For a tough guy, Casimir Werda, 33, has beautiful eyes. Brown, clear, bright. If you want to see them, just ask. He'll fish them out of his pocket for you.

Otherwise, he’ll leave them there, for safety. He doesn't want them in his head because he’s worried they might pop out if he catches the heel edge of his snowboard and slams his head down as he hurdles, sightless, down the mountain. 

I’m with him at Breckenridge’s Peak 9 this weekend, where the United States Association of Blind Athletes holds an event for 19 blind skiers from around the country.

According to the USABA, most blind snowsport athletes are skiers. It’s the more reasonable choice. WIth skiing, you can stand up, motionless; it's not so different from walking. Snowboarding, on the other hand, is harder. You always have to be on an edge, either sliding or on the ground. Doing it seems insane. (I'd never seen a blind snowboarder before, and I ski a lot.)

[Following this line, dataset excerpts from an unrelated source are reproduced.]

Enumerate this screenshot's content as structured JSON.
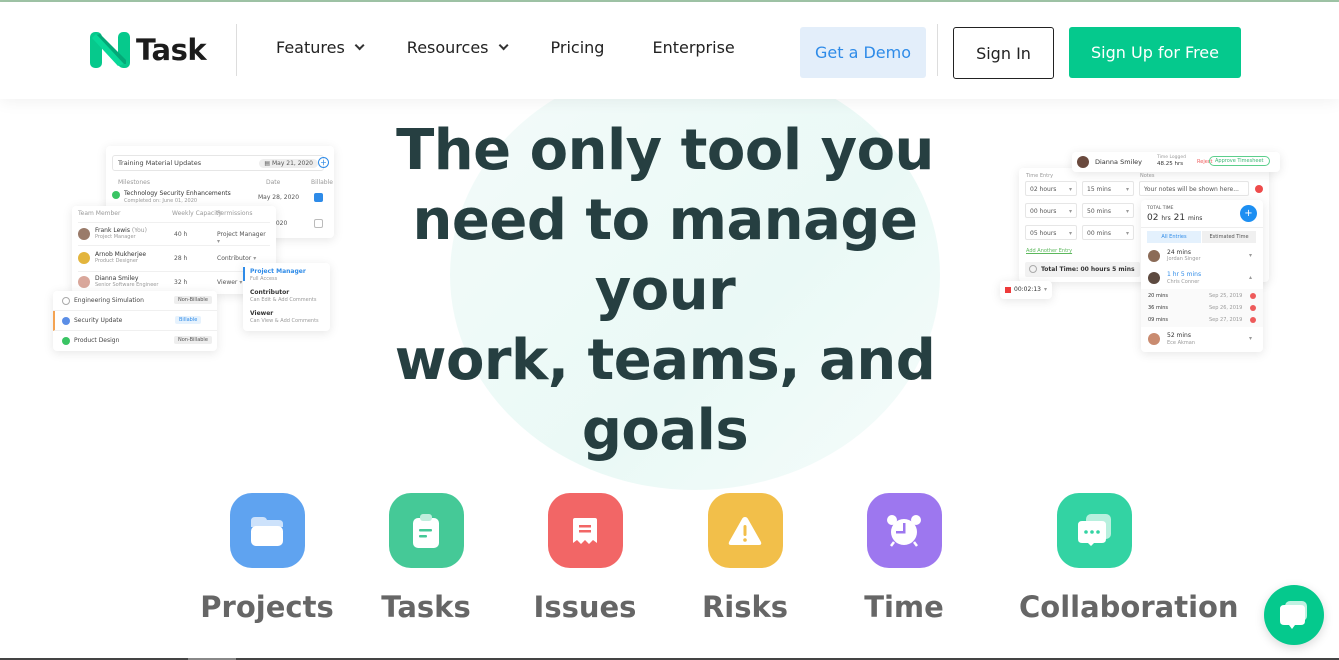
{
  "brand": {
    "name": "Task",
    "accent": "#05c98d"
  },
  "nav": {
    "items": [
      {
        "label": "Features",
        "has_dropdown": true
      },
      {
        "label": "Resources",
        "has_dropdown": true
      },
      {
        "label": "Pricing",
        "has_dropdown": false
      },
      {
        "label": "Enterprise",
        "has_dropdown": false
      }
    ],
    "demo_label": "Get a Demo",
    "signin_label": "Sign In",
    "signup_label": "Sign Up for Free"
  },
  "hero": {
    "headline_lines": [
      "The only tool you",
      "need to manage your",
      "work, teams, and",
      "goals"
    ]
  },
  "left_mock": {
    "milestone_input": "Training Material Updates",
    "milestone_date": "May 21, 2020",
    "milestone_headers": {
      "name": "Milestones",
      "date": "Date",
      "billable": "Billable"
    },
    "milestones": [
      {
        "name": "Technology Security Enhancements",
        "sub": "Completed on: June 01, 2020",
        "date": "May 28, 2020",
        "billable": true
      },
      {
        "name": "",
        "sub": "",
        "date": "2020",
        "billable": false
      }
    ],
    "team_headers": {
      "member": "Team Member",
      "capacity": "Weekly Capacity",
      "permissions": "Permissions"
    },
    "team": [
      {
        "name": "Frank Lewis",
        "you": "(You)",
        "role": "Project Manager",
        "capacity": "40 h",
        "permission": "Project Manager"
      },
      {
        "name": "Arnob Mukherjee",
        "you": "",
        "role": "Product Designer",
        "capacity": "28 h",
        "permission": "Contributor"
      },
      {
        "name": "Dianna Smiley",
        "you": "",
        "role": "Senior Software Engineer",
        "capacity": "32 h",
        "permission": "Viewer"
      }
    ],
    "permission_menu": [
      {
        "title": "Project Manager",
        "desc": "Full Access",
        "selected": true
      },
      {
        "title": "Contributor",
        "desc": "Can Edit & Add Comments",
        "selected": false
      },
      {
        "title": "Viewer",
        "desc": "Can View & Add Comments",
        "selected": false
      }
    ],
    "tasks": [
      {
        "name": "Engineering Simulation",
        "badge": "Non-Billable",
        "status": "open"
      },
      {
        "name": "Security Update",
        "badge": "Billable",
        "status": "in-progress"
      },
      {
        "name": "Product Design",
        "badge": "Non-Billable",
        "status": "done"
      }
    ]
  },
  "right_mock": {
    "approver": {
      "name": "Dianna Smiley",
      "time_label": "Time Logged",
      "time_value": "48.25 hrs",
      "reject": "Reject",
      "approve": "Approve Timesheet"
    },
    "time_entry_label": "Time Entry",
    "notes_label": "Notes",
    "notes_placeholder": "Your notes will be shown here...",
    "entries": [
      {
        "hours": "02 hours",
        "mins": "15 mins"
      },
      {
        "hours": "00 hours",
        "mins": "50 mins"
      },
      {
        "hours": "05 hours",
        "mins": "00 mins"
      }
    ],
    "add_entry": "Add Another Entry",
    "total_time_row": "Total Time: 00 hours 5 mins",
    "timer": "00:02:13",
    "summary": {
      "label": "TOTAL TIME",
      "hrs": "02",
      "hrs_unit": "hrs",
      "mins": "21",
      "mins_unit": "mins",
      "tabs": [
        "All Entries",
        "Estimated Time"
      ],
      "people": [
        {
          "time": "24 mins",
          "name": "Jordan Singer"
        },
        {
          "time": "1 hr 5 mins",
          "name": "Chris Conner"
        }
      ],
      "details": [
        {
          "time": "20 mins",
          "date": "Sep 25, 2019"
        },
        {
          "time": "36 mins",
          "date": "Sep 26, 2019"
        },
        {
          "time": "09 mins",
          "date": "Sep 27, 2019"
        }
      ],
      "last_person": {
        "time": "52 mins",
        "name": "Ece Akman"
      }
    }
  },
  "features": [
    {
      "label": "Projects",
      "icon": "folder-icon",
      "color": "#5fa3f0"
    },
    {
      "label": "Tasks",
      "icon": "clipboard-icon",
      "color": "#45c997"
    },
    {
      "label": "Issues",
      "icon": "ticket-icon",
      "color": "#f26666"
    },
    {
      "label": "Risks",
      "icon": "warning-icon",
      "color": "#f2bf4a"
    },
    {
      "label": "Time",
      "icon": "alarm-clock-icon",
      "color": "#9d77ef"
    },
    {
      "label": "Collaboration",
      "icon": "chat-bubbles-icon",
      "color": "#33d3a3"
    }
  ]
}
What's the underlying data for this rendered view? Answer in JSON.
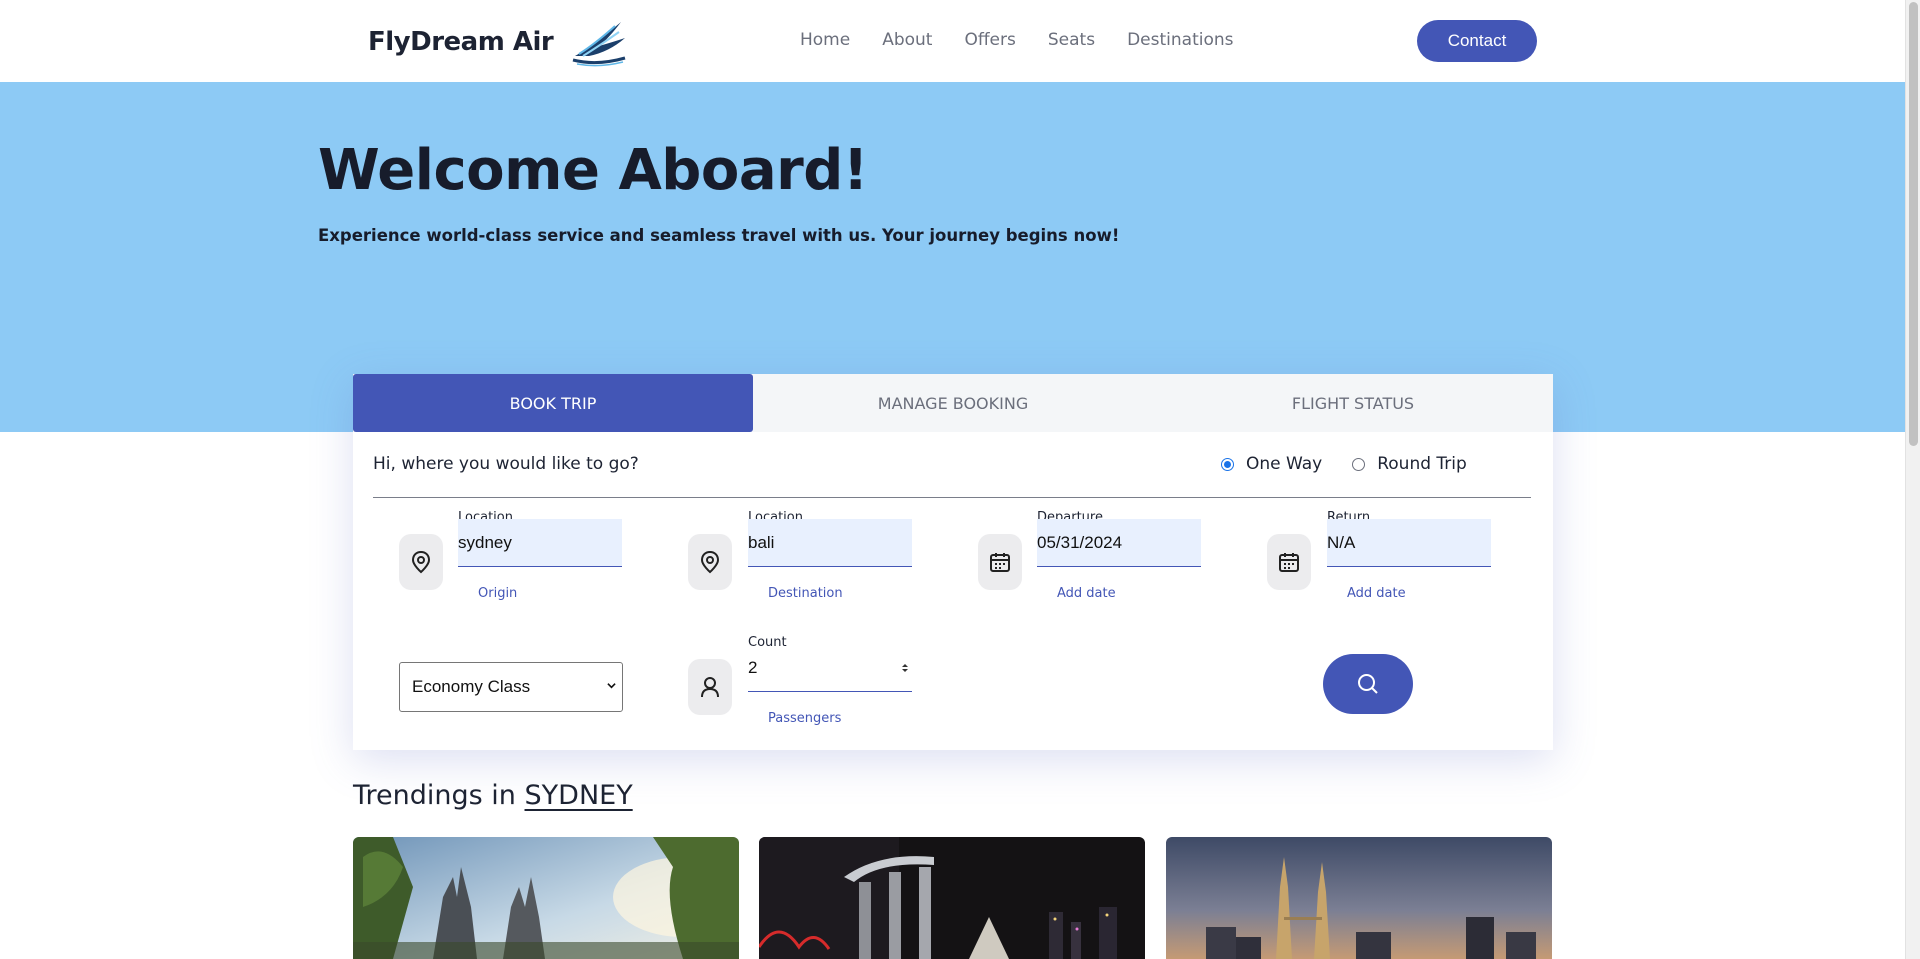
{
  "header": {
    "brand": "FlyDream Air",
    "nav": [
      "Home",
      "About",
      "Offers",
      "Seats",
      "Destinations"
    ],
    "contact_label": "Contact"
  },
  "hero": {
    "title": "Welcome Aboard!",
    "subtitle": "Experience world-class service and seamless travel with us. Your journey begins now!"
  },
  "booking": {
    "tabs": [
      "BOOK TRIP",
      "MANAGE BOOKING",
      "FLIGHT STATUS"
    ],
    "active_tab": "BOOK TRIP",
    "greeting": "Hi, where you would like to go?",
    "trip_types": [
      "One Way",
      "Round Trip"
    ],
    "selected_trip_type": "One Way",
    "origin": {
      "label": "Location",
      "value": "sydney",
      "hint": "Origin",
      "icon": "location-pin-icon"
    },
    "destination": {
      "label": "Location",
      "value": "bali",
      "hint": "Destination",
      "icon": "location-pin-icon"
    },
    "departure": {
      "label": "Departure",
      "value": "05/31/2024",
      "hint": "Add date",
      "icon": "calendar-icon"
    },
    "return": {
      "label": "Return",
      "value": "N/A",
      "hint": "Add date",
      "icon": "calendar-icon"
    },
    "cabin_class": "Economy Class",
    "passengers": {
      "label": "Count",
      "value": "2",
      "hint": "Passengers",
      "icon": "person-icon"
    },
    "search_icon": "search-icon"
  },
  "trending": {
    "prefix": "Trendings in",
    "city": "SYDNEY",
    "cards": [
      {
        "image": "bali-temple-gate"
      },
      {
        "image": "singapore-marina-bay-night"
      },
      {
        "image": "kuala-lumpur-petronas-towers"
      }
    ]
  },
  "colors": {
    "primary": "#4356b6",
    "hero_bg": "#8dcaf5",
    "tab_bg": "#f4f6f8",
    "input_bg": "#e8f0fe"
  }
}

Donald Balcom, 43, is a blind skier training for the Paralympics, and says skiing without sight is hard and training is time-consuming. "I spend a lot of time out here not seeing my kids — not that I ever 'see' them anyway," he jokes. (Another joke Balcom likes to tell: "You know why I don't skydive? It scares the hell out of my seeing eye dog.") 

Michael Doyle, 60, also a blind skier, agrees that it's pretty tough. (He's also a blind hunter — which makes me ask: "Once you've shot the animal, how do you find it?")

Still, snowboarding blind makes skiing blind look easy. You have to make sure your helmet’s on real tight, trust your guide — which is a human guide, not a seeing eye dog — and fling yourself down the hill and hope for the best.

Werda's trips down the slope are brutal — fall after fall after fall. He snowboarded as a kid, but this is only really his second day back on a board since the day when, ten years ago this week, as the gunner on top of a humvee in Iraq, an IED tore up his face and destroyed his eyes. He's seen not a fleck of light since. Not a glimmer.

Watching Werda board is a bit like watching a colt try and learn to walk … on ice, blindfolded, with only three legs. Here's how it goes: Werda starts out boarding by facing his instructor, a dedicated guy named Rob Mathis, holding hands. They call it "dancing."

With Mathis's help, he makes three nice S turns. Then Werda eats it. Then they try again. Then Werda eats it. Over a single run, under the Quicksilver Lift, Werda eats it 15 times. He nearly slams into a lift pole and into the trees, and he actually collides with a skier standing there. (How could he know he was there? Politely, Werda apologizes and asks if the sighted dude is okay.)

There's an especially large amount of carnage because, fucking trooper that he is, Werda refuses to keep "dancing" with Mathis; he wants to let go and board on his own.

Just try this sometime. Close your eyes boarding, with just a friend calling out, as Mathis does to Werda, "Skier left!" and "the mountain's about to slope down now." See how long you can do it without opening your eyes or eating shit. I know, personally, that when I ski switch, I can only make it about three seconds before I freak out and look backward.

Werda eats it more often than Rebel Wilson.

After each fall, Werda adjusts his pants and goggles. (Goggles he wears for unknown reasons. What eyes is he protecting? The ones in his pocket?) Catching toe edges. Heel edges. Whipping his head back. Jamming his wrist up. He seems surrounded a gravity sinkhole, skiing a slope rigged with invisible tripwires. "Graceful, huh?" he says dryly, after one fall. "I'm a professional faller."

And, far from hating it, Werda loves it. He obeys his guide's advice to go faster, which seems insane. But the momentum helps, like when you ride a bicycle, and it works. By the time he gets to the bottom of the run, he's linking three, four, five turns together before, of course, eating it. "It feels good," Werda says, beaming. "It's been a long time since I've been on my own."

And with that, it's done. The morning of snowboarding now over, Werda pulls the two white balls out of his pocket, pulls his lids apart, revealing deep, pink holes, and pops them in. They're a little googly. "Do they look like Cookie Monster? Or Igor?" he asks. "Igor," I say. He shakes his head and they align themselves straight, and if you don't look close, they look real, beautiful and brown.

I learned something riding with Werda. I learned that blind people can also be crazy — but the good kind of crazy, the kind that makes them try something that looks hella hard, just to see if they can. It inspired me to try harder to do more things that scare me, to head blindly into things even if I'm not sure how well they're going to turn out, and to accept the pain that can come along with that, whether it's getting laughed at, or dismissed, or falling on my face — in a metaphorical or literal way. 

And I learned that, if you're going to snowboard blind, remember to take your eyes out first.